Stand in a line to take a plate. Politely ignore those who smile and join “friends” already standing ahead of me (had it been a line at the bank or the airport check-in counter, I wouldn’t smile back). Inch forward to the curries (the kabab s are over — they were starters), look at the salad display, move on, and start taking ladlefuls of gravies that slide into each other on my plate and — never having tasted very different from each other anyway — become one big creamy brown mélange. Then comes the rice, so I try to insert a spoonful to create a hedge between the brown and the creamy brown. And then various khaki vegetables, called Shahjahani this and Mumtaz that. Collect a bowl from a “station” tempering dal on the spot, and if I’m lucky there are two dal s: one yellow; one black, called, naturally, Bukhara. Last, a trough of roti s getting leathery in the winter cold. I went to two such last week; at two different establishments. The menu was the same, although the names were different. Maybe the dal was a hodgepodge of leftovers and called panchmel , and maybe the spinach had kernels of “American” sweet corn in it instead of mushrooms and baby corn-on-the-cob. The menu is this simple if the host hasn’t tried to create a United Nations General Assembly. Then there’s no getting away from indifferent Chinese and Thai food, and “live pasta stations” that fry up ready sauces with already boiled pasta of different shapes.

I’m told — and I know — that I’m a pernickety fussbudget, with views on everything. But I’m surprised that the views on buffet dinners aren’t universal. I know sit-down dinners are difficult for large gatherings, unless one’s home is Hyderabad House. One of last week’s was a sunny lunch in a club courtyard and trendily started with salad. There were huge steel oval platters with scalloped edges, tightly covered in cling-wrap and unveiled as we waited. Flies were effectively avoided, but the wrapping couldn’t refresh wilted iceberg lettuce and limp cucumber slices, nor prevent the browned congealing of an egg-based dressing. Did no one tell them what happens to mayonnaise exposed to the elements? Did anyone notice that people looked at the wrinkled mayonnaise skin and walked away? I wonder whether the same thing had happened at dinner the night before and the club had gone in for some recycling.

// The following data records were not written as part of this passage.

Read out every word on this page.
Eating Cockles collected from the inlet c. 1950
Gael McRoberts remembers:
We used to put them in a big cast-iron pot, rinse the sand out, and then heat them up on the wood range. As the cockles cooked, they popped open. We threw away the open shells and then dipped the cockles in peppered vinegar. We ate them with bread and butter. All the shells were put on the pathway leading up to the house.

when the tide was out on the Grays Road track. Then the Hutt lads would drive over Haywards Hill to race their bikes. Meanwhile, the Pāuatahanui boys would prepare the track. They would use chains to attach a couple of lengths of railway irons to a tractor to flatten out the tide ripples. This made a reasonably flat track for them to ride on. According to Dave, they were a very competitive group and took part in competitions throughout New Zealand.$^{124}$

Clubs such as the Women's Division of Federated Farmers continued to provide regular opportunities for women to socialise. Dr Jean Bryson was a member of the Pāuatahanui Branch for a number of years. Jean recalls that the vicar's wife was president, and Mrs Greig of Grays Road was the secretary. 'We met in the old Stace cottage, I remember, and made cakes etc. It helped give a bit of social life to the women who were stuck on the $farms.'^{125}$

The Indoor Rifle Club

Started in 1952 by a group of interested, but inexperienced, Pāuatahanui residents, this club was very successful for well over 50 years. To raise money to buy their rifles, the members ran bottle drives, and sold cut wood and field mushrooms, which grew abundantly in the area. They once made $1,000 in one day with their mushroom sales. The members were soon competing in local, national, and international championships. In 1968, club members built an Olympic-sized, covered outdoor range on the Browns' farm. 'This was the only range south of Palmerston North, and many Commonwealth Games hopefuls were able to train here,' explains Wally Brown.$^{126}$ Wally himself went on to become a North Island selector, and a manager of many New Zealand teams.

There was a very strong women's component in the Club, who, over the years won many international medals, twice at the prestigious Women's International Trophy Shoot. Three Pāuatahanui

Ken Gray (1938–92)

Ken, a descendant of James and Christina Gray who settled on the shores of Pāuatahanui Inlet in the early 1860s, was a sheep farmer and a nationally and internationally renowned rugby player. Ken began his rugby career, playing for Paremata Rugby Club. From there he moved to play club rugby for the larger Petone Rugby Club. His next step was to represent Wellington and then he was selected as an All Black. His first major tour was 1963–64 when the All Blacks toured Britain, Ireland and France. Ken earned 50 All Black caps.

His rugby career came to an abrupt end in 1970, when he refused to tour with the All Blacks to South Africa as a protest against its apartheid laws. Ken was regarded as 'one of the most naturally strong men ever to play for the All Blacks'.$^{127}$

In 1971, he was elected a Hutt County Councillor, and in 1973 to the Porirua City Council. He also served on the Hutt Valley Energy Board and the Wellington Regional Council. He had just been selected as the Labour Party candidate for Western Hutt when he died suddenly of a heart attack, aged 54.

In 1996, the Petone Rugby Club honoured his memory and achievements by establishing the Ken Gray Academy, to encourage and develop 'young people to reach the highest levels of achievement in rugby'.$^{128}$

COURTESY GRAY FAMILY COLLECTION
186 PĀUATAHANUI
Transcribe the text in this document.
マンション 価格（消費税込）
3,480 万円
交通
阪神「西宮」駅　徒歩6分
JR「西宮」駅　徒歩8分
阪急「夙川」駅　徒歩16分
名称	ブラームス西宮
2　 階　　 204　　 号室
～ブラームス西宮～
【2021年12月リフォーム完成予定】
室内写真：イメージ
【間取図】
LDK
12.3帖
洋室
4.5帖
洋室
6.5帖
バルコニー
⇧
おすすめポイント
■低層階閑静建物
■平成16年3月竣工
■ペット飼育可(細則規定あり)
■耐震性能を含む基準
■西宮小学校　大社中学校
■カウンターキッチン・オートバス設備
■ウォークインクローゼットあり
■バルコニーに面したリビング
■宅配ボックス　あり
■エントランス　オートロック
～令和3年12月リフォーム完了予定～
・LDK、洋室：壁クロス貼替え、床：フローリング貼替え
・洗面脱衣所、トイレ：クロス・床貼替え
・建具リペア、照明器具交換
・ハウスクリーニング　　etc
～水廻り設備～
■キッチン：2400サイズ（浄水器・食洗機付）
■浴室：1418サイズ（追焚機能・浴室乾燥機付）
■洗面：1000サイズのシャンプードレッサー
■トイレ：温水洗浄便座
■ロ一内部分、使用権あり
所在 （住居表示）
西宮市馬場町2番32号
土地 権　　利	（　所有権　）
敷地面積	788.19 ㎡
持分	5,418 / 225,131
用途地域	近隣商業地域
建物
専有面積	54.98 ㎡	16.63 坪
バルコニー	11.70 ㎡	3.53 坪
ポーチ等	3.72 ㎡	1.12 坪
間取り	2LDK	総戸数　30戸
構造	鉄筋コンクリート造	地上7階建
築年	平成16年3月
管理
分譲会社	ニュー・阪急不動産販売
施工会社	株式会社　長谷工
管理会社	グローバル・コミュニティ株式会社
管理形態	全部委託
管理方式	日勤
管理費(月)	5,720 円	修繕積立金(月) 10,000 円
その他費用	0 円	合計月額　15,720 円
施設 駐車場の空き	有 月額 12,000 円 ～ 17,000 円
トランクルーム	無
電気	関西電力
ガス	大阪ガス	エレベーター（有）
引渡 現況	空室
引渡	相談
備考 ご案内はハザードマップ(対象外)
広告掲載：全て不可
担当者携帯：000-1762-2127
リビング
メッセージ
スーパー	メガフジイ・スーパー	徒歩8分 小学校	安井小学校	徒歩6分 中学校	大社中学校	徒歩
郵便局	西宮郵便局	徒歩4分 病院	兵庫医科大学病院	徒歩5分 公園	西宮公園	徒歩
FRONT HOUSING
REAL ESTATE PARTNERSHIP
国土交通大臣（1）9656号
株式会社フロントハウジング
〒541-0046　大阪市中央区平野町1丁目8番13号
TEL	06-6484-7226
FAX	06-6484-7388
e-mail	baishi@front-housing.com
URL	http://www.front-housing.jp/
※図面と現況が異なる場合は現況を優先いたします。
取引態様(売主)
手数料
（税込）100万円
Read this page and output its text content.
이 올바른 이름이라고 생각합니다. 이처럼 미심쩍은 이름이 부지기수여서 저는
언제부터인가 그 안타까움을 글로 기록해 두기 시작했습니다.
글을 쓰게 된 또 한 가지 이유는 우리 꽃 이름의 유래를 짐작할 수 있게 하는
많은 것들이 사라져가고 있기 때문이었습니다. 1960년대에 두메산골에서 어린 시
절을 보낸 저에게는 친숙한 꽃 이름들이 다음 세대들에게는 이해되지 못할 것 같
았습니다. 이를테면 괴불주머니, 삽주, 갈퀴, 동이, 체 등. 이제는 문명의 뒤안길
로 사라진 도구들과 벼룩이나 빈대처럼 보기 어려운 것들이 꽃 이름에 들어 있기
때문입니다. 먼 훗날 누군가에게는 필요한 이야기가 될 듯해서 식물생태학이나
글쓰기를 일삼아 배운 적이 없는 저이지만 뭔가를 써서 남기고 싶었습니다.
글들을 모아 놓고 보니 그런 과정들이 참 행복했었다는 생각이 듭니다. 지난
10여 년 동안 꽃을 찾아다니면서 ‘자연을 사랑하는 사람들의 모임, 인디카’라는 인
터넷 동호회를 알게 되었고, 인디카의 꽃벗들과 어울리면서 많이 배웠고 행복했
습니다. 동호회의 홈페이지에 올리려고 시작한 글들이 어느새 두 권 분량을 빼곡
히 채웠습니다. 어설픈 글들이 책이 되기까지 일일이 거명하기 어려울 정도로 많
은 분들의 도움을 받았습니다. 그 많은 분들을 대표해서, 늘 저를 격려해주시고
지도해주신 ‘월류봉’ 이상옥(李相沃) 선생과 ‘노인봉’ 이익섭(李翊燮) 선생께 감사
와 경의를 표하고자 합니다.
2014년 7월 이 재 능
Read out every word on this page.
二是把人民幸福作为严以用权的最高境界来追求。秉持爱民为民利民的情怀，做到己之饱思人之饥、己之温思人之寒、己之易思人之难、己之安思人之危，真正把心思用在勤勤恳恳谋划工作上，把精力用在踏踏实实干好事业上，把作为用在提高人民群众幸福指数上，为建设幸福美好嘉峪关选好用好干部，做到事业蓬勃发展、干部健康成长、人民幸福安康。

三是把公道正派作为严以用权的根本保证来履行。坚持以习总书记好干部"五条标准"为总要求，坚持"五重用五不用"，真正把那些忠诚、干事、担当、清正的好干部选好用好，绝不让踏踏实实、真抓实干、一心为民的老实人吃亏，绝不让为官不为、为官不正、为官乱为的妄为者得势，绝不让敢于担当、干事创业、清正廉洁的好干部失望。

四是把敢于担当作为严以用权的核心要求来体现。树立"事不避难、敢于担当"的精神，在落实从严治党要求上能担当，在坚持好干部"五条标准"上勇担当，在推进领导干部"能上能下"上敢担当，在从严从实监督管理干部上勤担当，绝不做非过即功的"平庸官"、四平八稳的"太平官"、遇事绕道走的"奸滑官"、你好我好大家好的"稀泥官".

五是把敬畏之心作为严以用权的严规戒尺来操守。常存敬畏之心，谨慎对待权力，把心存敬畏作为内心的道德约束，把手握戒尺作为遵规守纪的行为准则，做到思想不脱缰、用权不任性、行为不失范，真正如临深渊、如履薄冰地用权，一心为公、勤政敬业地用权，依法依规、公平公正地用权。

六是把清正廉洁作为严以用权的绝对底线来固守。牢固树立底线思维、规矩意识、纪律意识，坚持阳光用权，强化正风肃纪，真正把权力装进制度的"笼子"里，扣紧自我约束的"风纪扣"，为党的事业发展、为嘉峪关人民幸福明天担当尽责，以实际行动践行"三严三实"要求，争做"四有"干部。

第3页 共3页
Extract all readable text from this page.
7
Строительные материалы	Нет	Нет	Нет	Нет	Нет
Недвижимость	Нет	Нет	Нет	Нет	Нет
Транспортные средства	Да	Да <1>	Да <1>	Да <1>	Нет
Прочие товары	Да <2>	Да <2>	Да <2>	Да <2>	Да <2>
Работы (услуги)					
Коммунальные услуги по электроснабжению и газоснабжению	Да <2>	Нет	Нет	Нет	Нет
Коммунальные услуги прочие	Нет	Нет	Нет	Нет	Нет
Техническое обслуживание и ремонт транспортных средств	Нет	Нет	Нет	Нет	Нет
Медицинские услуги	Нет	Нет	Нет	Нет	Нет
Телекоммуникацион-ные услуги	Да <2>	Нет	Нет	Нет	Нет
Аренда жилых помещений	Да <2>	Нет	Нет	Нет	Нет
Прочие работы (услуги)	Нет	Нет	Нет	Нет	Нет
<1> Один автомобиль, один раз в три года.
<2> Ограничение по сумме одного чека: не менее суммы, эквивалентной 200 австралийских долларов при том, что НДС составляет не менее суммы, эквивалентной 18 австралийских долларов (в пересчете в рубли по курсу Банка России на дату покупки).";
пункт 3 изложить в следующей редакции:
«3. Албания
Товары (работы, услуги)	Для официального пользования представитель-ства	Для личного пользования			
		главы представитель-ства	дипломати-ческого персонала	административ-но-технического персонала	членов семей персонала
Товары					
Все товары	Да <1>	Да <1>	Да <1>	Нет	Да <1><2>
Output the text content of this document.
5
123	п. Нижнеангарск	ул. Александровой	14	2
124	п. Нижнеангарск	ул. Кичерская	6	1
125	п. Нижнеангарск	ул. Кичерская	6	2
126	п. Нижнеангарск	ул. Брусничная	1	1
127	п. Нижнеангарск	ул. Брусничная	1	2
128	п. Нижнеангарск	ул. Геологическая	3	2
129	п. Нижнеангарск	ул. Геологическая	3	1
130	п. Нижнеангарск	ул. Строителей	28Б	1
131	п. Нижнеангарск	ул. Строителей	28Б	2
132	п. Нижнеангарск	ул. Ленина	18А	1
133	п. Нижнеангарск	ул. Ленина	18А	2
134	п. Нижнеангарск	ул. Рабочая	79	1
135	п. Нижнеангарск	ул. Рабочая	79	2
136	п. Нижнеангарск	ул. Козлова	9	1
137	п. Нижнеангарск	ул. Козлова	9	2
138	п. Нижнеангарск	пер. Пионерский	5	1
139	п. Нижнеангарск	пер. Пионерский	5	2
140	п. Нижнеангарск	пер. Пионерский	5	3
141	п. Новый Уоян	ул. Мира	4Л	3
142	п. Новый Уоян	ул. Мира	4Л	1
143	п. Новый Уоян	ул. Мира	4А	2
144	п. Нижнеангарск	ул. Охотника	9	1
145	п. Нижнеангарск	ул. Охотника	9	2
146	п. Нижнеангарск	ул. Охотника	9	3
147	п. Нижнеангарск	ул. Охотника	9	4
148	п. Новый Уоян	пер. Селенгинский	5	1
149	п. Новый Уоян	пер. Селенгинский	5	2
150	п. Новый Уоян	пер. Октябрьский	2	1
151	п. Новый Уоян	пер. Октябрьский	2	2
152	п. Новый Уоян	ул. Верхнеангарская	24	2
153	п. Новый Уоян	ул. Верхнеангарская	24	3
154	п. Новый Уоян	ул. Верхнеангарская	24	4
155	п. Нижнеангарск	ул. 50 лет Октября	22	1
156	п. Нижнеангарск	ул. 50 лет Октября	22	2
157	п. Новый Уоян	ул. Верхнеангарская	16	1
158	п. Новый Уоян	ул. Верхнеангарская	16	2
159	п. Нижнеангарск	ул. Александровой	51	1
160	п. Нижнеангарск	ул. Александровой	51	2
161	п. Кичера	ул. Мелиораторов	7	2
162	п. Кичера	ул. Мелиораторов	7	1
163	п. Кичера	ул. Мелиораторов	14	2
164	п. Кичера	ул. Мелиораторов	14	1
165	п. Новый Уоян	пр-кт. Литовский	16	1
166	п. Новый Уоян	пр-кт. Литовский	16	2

Over the years, I’ve noticed annoying details of buffet dinners that are universal, and if they were changed, would make a difference to the whole experience. Queuing up should be minimised. If there’s space, I wish they would have more than one table serving the same food — or give access from both sides of the table. Salads should be clean and tidy. Thick egg-based ones are going to lie there and get dry and discoloured. Some dinners have a choice of salad ingredients to be mixed on the spot and dressings drizzled then and there. Space doesn’t always allow for that and, for some reason, we Indians have forgotten the pleasure of a simple fresh green salad with unfussy batons of seasonal salad vegetables.

And if only the caterer would place the katori s next to the plates and cutlery and put the rice (or pasta and bread) first. Then one could help oneself to curries (and dishes with sauce and gravy), spooning them on to the rice — or into katori s — and preventing hot red rogan josh from mixing with the cold white dahi bhalla . If I had a katori in time I could eat a dry roti not rendered soggy on the matar-paneer , and a papad still crisp when I take my first bite. Oriental food suffers from buffet-ing, especially the dry stir-fried dishes. So we’re stuck with wet dishes: brown Mongolian (or Hong Kong) chicken, light brown fish something and pale grey Chinese greens, all running into each other until we reach the last chafing dishes of fried rice and hakka noodles. If only these had been served first.

There’s obviously embarrassment in small menus. Apparently caterers offer a larger variety at almost the same price as a smaller one, as long as the ingredients cost about the same and you’re not asking for pâté, morels or lobsters. So dinner parties rely on wowing guests with 20 paneer curries and 30 halwas to wow guests instead of focusing on details that make the experience more pleasurable.